Вот и сейчас он сдержан и чуть-чуть суховат.
— Торопитесь, товарищ полковник.
— Меня, между прочим, зовут Александр Романович. А тороплюсь не я — время торопит. Есть что-нибудь?
— Кое-что есть, но…
— Давай кое-что.
— Сахаров живет в Москве с сорок шестого. Окончил Плехановский в пятидесятом. Работал экономистом в разных торгах, сейчас в комиссионке на Арбате, соблазнился, должно быть, приватными доходами, которые учесть трудно. Женат с пятьдесят девятого, до этого жил холостяком, обедал по ресторанам, вечеринки, гости, девушки, но сохранил, в общем, репутацию солидного, сдержанного, не очень коммуникабельного и не склонного к дружеским связям человека. Жена — косметичка по специальности, практикует дома. Детей нет.
— Все это преамбула, мне знакомая. Дальше.
— Не судился и под следствием не был. Служебные характеристики безупречны. Образ жизни замкнутый, хотя профессия его и жены предполагает обширный круг знакомых. Но ни с одним из них Сахаровы не поддерживают близких отношений. Это точно. Даже телефон у них звонит крайне редко.
— Откуда это известно?
— От соседей. Телефон у Сахаровых в передней. Стенка тонкая. Каждый звонок слышен.

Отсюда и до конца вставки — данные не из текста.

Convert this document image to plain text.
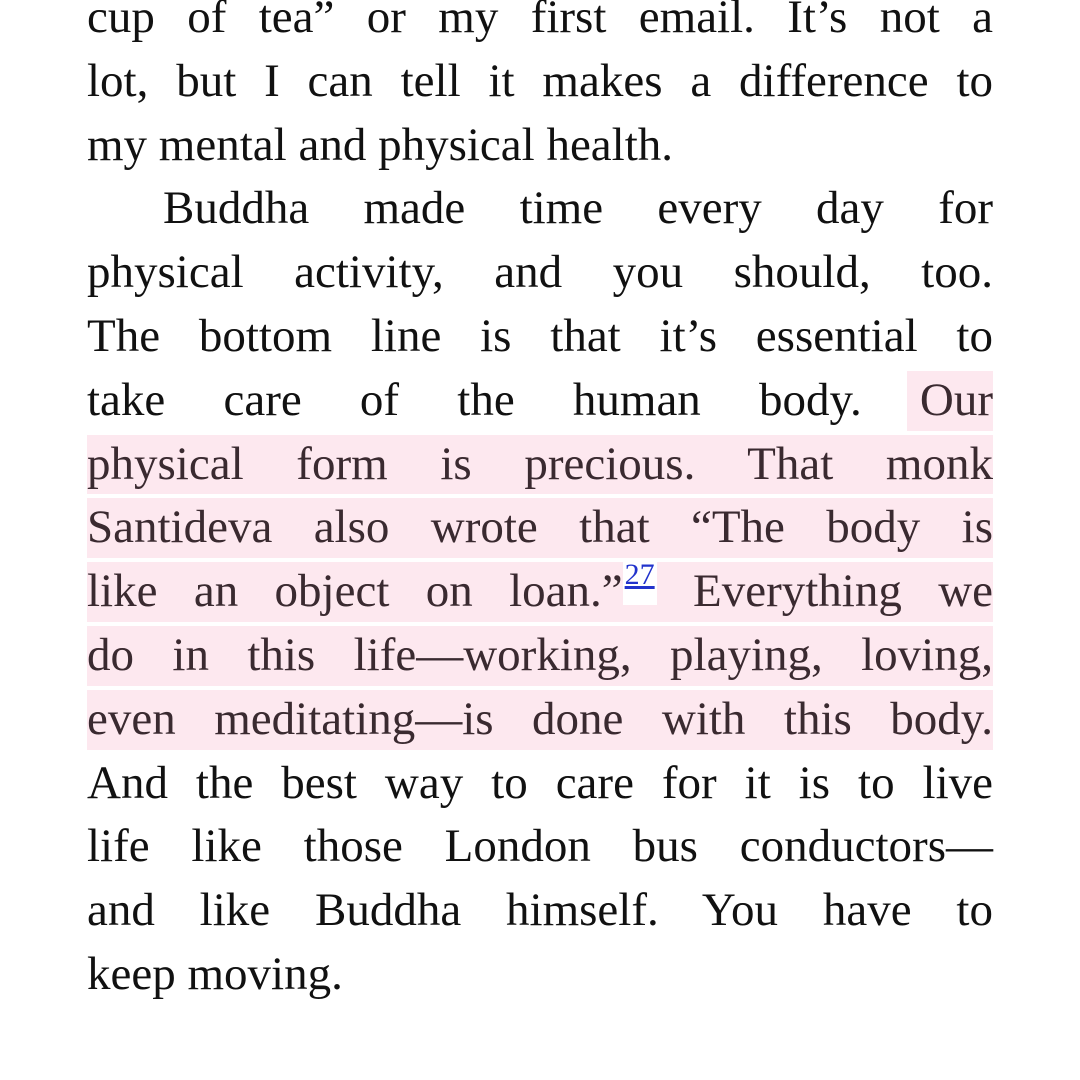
cup of tea” or my first email. It’s not a
lot, but I can tell it makes a difference to
my mental and physical health.
Buddha made time every day for
physical activity, and you should, too.
The bottom line is that it’s essential to
take care of the human body. Our
physical form is precious. That monk
Santideva also wrote that “The body is
like an object on loan.”$^{27}$ Everything we
do in this life—working, playing, loving,
even meditating—is done with this body.
And the best way to care for it is to live
life like those London bus conductors—
and like Buddha himself. You have to
keep moving.
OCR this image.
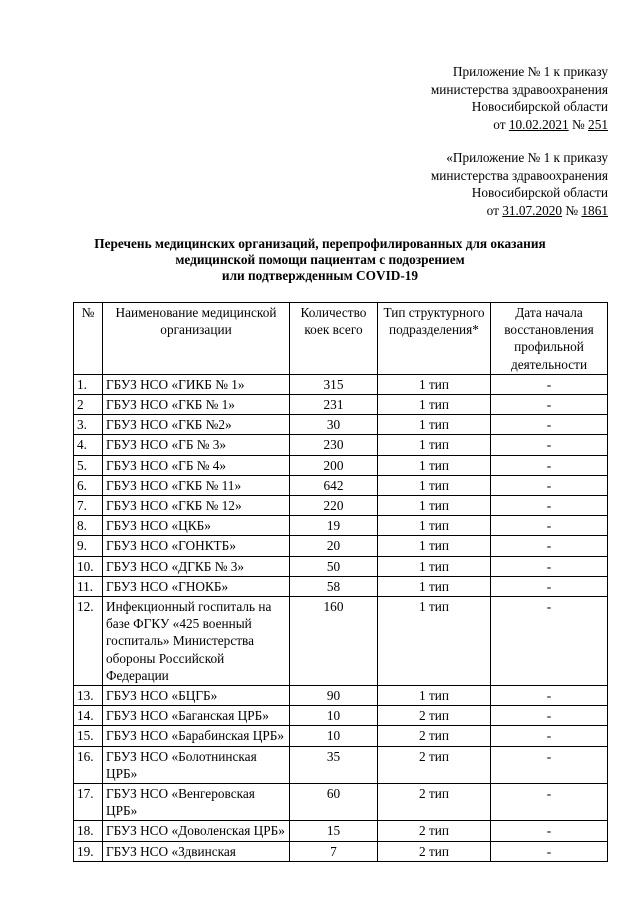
Приложение № 1 к приказу
министерства здравоохранения
Новосибирской области
от 10.02.2021 № 251
«Приложение № 1 к приказу
министерства здравоохранения
Новосибирской области
от 31.07.2020 № 1861
Перечень медицинских организаций, перепрофилированных для оказания
медицинской помощи пациентам с подозрением
или подтвержденным COVID-19
№	Наименование медицинской организации	Количество коек всего	Тип структурного подразделения*	Дата начала восстановления профильной деятельности
1.	ГБУЗ НСО «ГИКБ № 1»	315	1 тип	-
2	ГБУЗ НСО «ГКБ № 1»	231	1 тип	-
3.	ГБУЗ НСО «ГКБ №2»	30	1 тип	-
4.	ГБУЗ НСО «ГБ № 3»	230	1 тип	-
5.	ГБУЗ НСО «ГБ № 4»	200	1 тип	-
6.	ГБУЗ НСО «ГКБ № 11»	642	1 тип	-
7.	ГБУЗ НСО «ГКБ № 12»	220	1 тип	-
8.	ГБУЗ НСО «ЦКБ»	19	1 тип	-
9.	ГБУЗ НСО «ГОНКТБ»	20	1 тип	-
10.	ГБУЗ НСО «ДГКБ № 3»	50	1 тип	-
11.	ГБУЗ НСО «ГНОКБ»	58	1 тип	-
12.	Инфекционный госпиталь на базе ФГКУ «425 военный госпиталь» Министерства обороны Российской Федерации	160	1 тип	-
13.	ГБУЗ НСО «БЦГБ»	90	1 тип	-
14.	ГБУЗ НСО «Баганская ЦРБ»	10	2 тип	-
15.	ГБУЗ НСО «Барабинская ЦРБ»	10	2 тип	-
16.	ГБУЗ НСО «Болотнинская ЦРБ»	35	2 тип	-
17.	ГБУЗ НСО «Венгеровская ЦРБ»	60	2 тип	-
18.	ГБУЗ НСО «Доволенская ЦРБ»	15	2 тип	-
19.	ГБУЗ НСО «Здвинская	7	2 тип	-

— Беллетристика. Давай факты.
— Есть одна странность. У американцев он побывал в двух лагерях для перемещенных. Мотивировка правдоподобная. Один разукрупнялся, в другой перевели. Перебросили партию, не подбирая близких ему дружков. В результате в группе одновременно с ним проходивших проверку не оказалось ни одного, кто бы хорошо знал его: пробыли вместе не более месяца. Но гитлеровский концлагерь, где он отбывал заключение, Сахаров назвал точно, перечислил все лагерное начальство и даже часть заключенных, находившихся вместе в одном бараке. Проверили — все совпало, только товарищей по заключению не нашли, да и найти было нелегко: американцы в то время многое скрывали и путали. Назвал Сахаров и часть, где воевал, имена и фамилии командира и политрука, точно описал места, где попали в окружение, и даже упомянул солдат, вместе с ним отстреливавшихся до последнего патрона. И еще странность: в списках части, вернее, остатков ее, вышедших из окружения, нашли его имя, и документы нашли, и фотокарточка подтвердила сходство, а вот свидетелей, лично знавших его, не обнаружилось: кто убит, кто в плену, кто без вести пропал, не оставив следа на земле. Много таких было, как Сахаров, вот и ограничились тем, что нашли и узнали. Ну, проштемпелевали и отпустили домой в Апрелевку, в сорока километрах от Москвы.
— Ты говоришь, фотокарточка. Где она, эта карточка?
— В протоколах упоминается, а в деле нет.
— А что есть?
— Фотоснимки Сахарова и образцы его почерка в анкетах и служебных документах только послевоенные. Ни одного довоенного документа мы не нашли.
— А у родственников? Есть у него какие-нибудь родственники? — спрашиваю я уже без всякой надежды.
И получаю в ответ настолько неожиданное, что каменею, едва не уронив трубку.
— Представьте себе, есть, полковник. Мать.
— Жива? — Голос у меня срывается на шепот.
— Живет в Апрелевке под Москвой, — отчеканивает Корецкий с многозначительной, слишком многозначительной интонацией.
Я молчу. Молча ждет и Корецкий.
Живая мать, признавшая сына после возвращения его из армии. Это, как говорят на ринге, — нокаут. Все здание моих предположений, догадок и примет рассыпается, как детский домик из кубиков. А может быть, она слепа, близорука, психически ненормальна?
Слабая надежда…
— Говорили с ней?
— Говорили.
— Кто?
— Лейтенант Ермоленко. Он и сейчас в Апрелевке. Получил полную, хотя и неутешительную, информацию.
— Подробнее.
— Мать Сахарова зовут как в пьесах Островского — Анфиса Егоровна. Год рождения тысяча девятисотый. По словам Ермоленко, крепкая и легкая на подъем старуха. Муж умер в тридцатых годах от заражения крови. И до войны и в войну работала учительницей младших классов в апрелевской средней школе, в пятьдесят шестом ушла на пенсию, как она говорит, хозяйство восстановить — дом, огород, ягодник. Денег у нее много. Пенсия, клубникой приторговывает, да сын помогает. Средства у него, мол, неограниченные.